In the great Catalan city, Xavier is selected for tenancy in a modest apartment by the other, European inhabitants of the apartment: a German, a Spaniard, an Italian, a Dane. There are also a Belgian lesbian and an English girl, Wendy, who like Xavier ends up cheating on a lover back home. If you suspect that the apartment is a metaphor for the European Union, you know French thinking, and possibly the thinking of writer-director Cedric Klapisch.
For a long time Klapisch’s film is a good one. What’s finally wrong with it is that nearly all the vicissitudes and infidelity are followed by easy resolutions, quick reconciliations. Xavier even gets to be not the businessman he didn’t wish to become but (oh dear) the professional writer he does. Regarding the political point, Klapisch lets go of art and pushes pro-EU propaganda. The bouncy pleasures of L’Auberge come to a screeching halt with the way Klapisch wraps it all up, even tossing in a jot of meaningless anti-Americanism. If the dear man wants to be anti-American, that is his right; but meaninglessness is meaninglessness.

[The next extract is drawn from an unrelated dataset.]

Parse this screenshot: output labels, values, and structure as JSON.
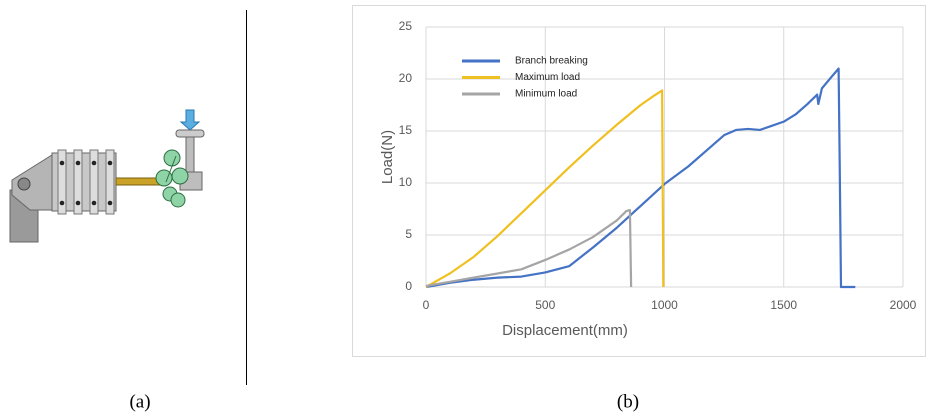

Klapisch’s directing is lively and loose but not too loose. He concentrates on getting as much out of a scene or sequence as he can, without blatancy. So slapdash is his screenplay, however, that most of the European students Xavier lives with are stick figures; only Wendy, her visiting brother, and the lesbian are not. I’m surprised the diversity-loving Klapisch didn’t do more with them. His deficiencies as an artist—and, yes, he is an artist—are many.